Im Rahmen eines Seminars des Ludwig-Fröhler-Instituts zum Thema "Analyse- und Managementinstrumente" berichtete Kaja Fredriksen, wissenschaftliche Mitarbeiterin des ifh Göttingen, am 12. September 2018 in der Handwerkskammer für München und Oberbayern über neue Erhebungsinstrumente, die den Stand der Digitalisierung im Handwerk erfassen und fördern sollen. Die Berater und Beraterinnen der Handwerkskammer erfuhren, wie man diese Instrumente nutzen kann, um den aktuellen Bedarf im Bereich Digitalisierung festzustellen und die Unternehmen im digitalen Wandel zu begleiten. Frau Fredriksen betonte hierbei die unterstützende und standardisierende Funktion des für diesen Zweck entwickelten Fragebogens. Beratungen auf dessen Basis sind seit dem 01. Juli 2017 für alle Handwerksunternehmen möglich. 
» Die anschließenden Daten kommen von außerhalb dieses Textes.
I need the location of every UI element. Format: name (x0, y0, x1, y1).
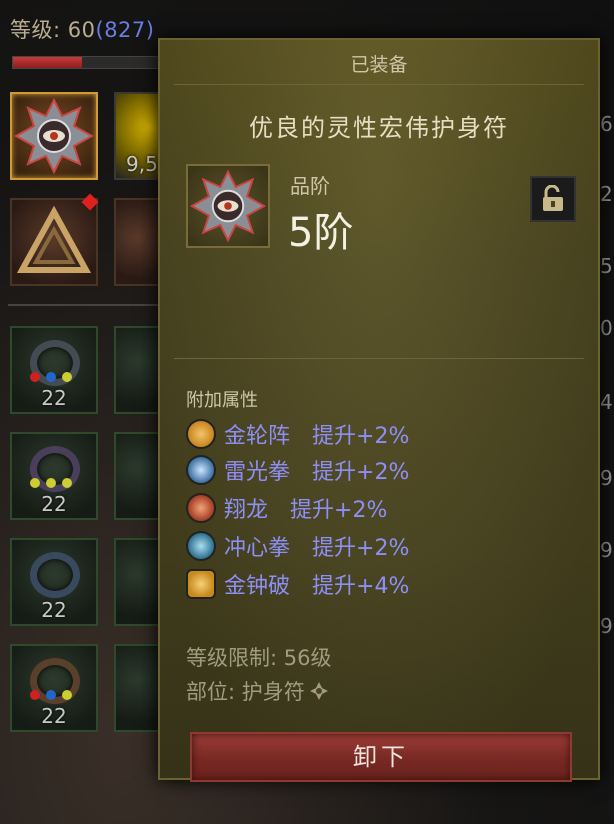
unequip-button[interactable]: 卸下 (190, 732, 572, 782)
edge-stat: 9 (600, 538, 613, 562)
gem-slot[interactable]: 22 (10, 432, 98, 520)
gem-slot[interactable]: 22 (10, 644, 98, 732)
attribute-skill: 金钟破 (224, 574, 291, 599)
attribute-row: 翔龙 提升+2% (186, 492, 387, 524)
golden-wheel-icon (186, 419, 216, 449)
slot-info: 部位: 护身符 (186, 676, 329, 706)
triangle-emblem-icon (16, 205, 92, 273)
item-icon-frame (186, 164, 270, 248)
gem-slot-partial[interactable] (114, 432, 160, 520)
equipped-header: 已装备 (350, 54, 408, 76)
heart-strike-icon (186, 531, 216, 561)
gem-level: 22 (41, 492, 67, 516)
level-label: 等级: (10, 18, 61, 42)
attr-divider (174, 358, 584, 359)
paragon-level: (827) (95, 18, 155, 42)
edge-stat: 2 (600, 182, 613, 206)
attribute-skill: 翔龙 (224, 498, 269, 523)
amulet-icon (13, 97, 95, 175)
edge-stat: 9 (600, 466, 613, 490)
soaring-dragon-icon (186, 493, 216, 523)
slot-label: 部位: 护身符 (186, 680, 305, 704)
gem-sockets (30, 478, 72, 488)
xp-bar-fill (13, 57, 82, 68)
edge-stat: 4 (600, 390, 613, 414)
edge-stat: 0 (600, 316, 613, 340)
gem-slot-partial[interactable] (114, 326, 160, 414)
thunder-fist-icon (186, 455, 216, 485)
attribute-skill: 金轮阵 (224, 424, 291, 449)
attribute-bonus: 提升+2% (312, 424, 410, 449)
attribute-bonus: 提升+2% (312, 536, 410, 561)
unlock-icon (543, 185, 563, 211)
edge-stat: 5 (600, 254, 613, 278)
section-divider (8, 304, 160, 306)
currency-count: 9,5 (126, 152, 158, 176)
item-name: 优良的灵性宏伟护身符 (249, 114, 509, 142)
xp-bar (12, 56, 160, 69)
equip-slot-partial[interactable] (114, 198, 160, 286)
attribute-bonus: 提升+4% (312, 574, 410, 599)
header-divider (174, 84, 584, 85)
gem-slot[interactable]: 22 (10, 538, 98, 626)
character-level: 等级: 60(827) (10, 14, 154, 44)
attribute-row: 冲心拳 提升+2% (186, 530, 409, 562)
emblem-slot[interactable] (10, 193, 99, 286)
attribute-bonus: 提升+2% (312, 460, 410, 485)
attribute-row: 金钟破 提升+4% (186, 568, 409, 600)
attribute-row: 雷光拳 提升+2% (186, 454, 409, 486)
edge-stat: 6 (600, 112, 613, 136)
gem-level: 22 (41, 386, 67, 410)
edge-stat: 9 (600, 614, 613, 638)
gem-slot-partial[interactable] (114, 644, 160, 732)
gem-slot-partial[interactable] (114, 538, 160, 626)
level-requirement: 等级限制: 56级 (186, 646, 332, 670)
grade-value: 5阶 (288, 210, 354, 256)
attribute-skill: 雷光拳 (224, 460, 291, 485)
amulet-icon (189, 169, 267, 243)
ring-icon (30, 552, 80, 598)
attribute-bonus: 提升+2% (290, 498, 388, 523)
currency-slot[interactable]: 9,5 (114, 92, 160, 180)
gem-sockets (30, 690, 72, 700)
grade-label: 品阶 (290, 174, 330, 198)
gem-sockets (30, 372, 72, 382)
item-tooltip: 已装备 优良的灵性宏伟护身符 品阶 5阶 附加属性 金轮阵 提升+2% 雷光拳 … (158, 38, 600, 782)
level-value: 60 (67, 18, 96, 42)
attribute-skill: 冲心拳 (224, 536, 291, 561)
amulet-slot[interactable] (10, 92, 98, 180)
attributes-title: 附加属性 (186, 390, 258, 411)
golden-bell-icon (186, 569, 216, 599)
amulet-slot-icon (309, 682, 328, 700)
gem-level: 22 (41, 704, 67, 728)
gem-level: 22 (41, 598, 67, 622)
lock-toggle-button[interactable] (530, 176, 576, 222)
gem-slot[interactable]: 22 (10, 326, 98, 414)
attribute-row: 金轮阵 提升+2% (186, 418, 409, 450)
Vortrag über Künstliche Intelligenz und ihren Einfluss auf die Berufswelt

Auf der Göttinger Akademiewoche "Zukunft der Arbeit" hielt Professor Bizer, Direktor des ifh Göttingen, einen Vortrag über die ökonomischen und sozialen Effekte der zunehmenden Durchdringung der Produktions- und Arbeitswelt mit künstlicher Intelligenz. Hierbei verwies er auf die historisch wiederkehrenden Befürchtungen des Arbeitsplatzverlustes durch technologische Entwicklungen. Dem gegenüber stellte er Abschätzungen für den Wegfall bzw. den Wandel bestehender Berufe. Hierbei gehen jüngste Studien von einer Automatisierung von rund 12 Prozent aller Tätigkeiten aus, die insbesondere ein mittleres Qualifikationsniveau betreffen. Wenngleich diese Effekte weniger gravierend ausfallen als befürchtet, ist von einer stärkeren Polarisierung der Beschäftigungslandschaft auszugehen. Dieser sei durch verschiedene Maßnahmen zur Berufsbildung, Regionalpolitik und Sozialversicherung zu begegnen.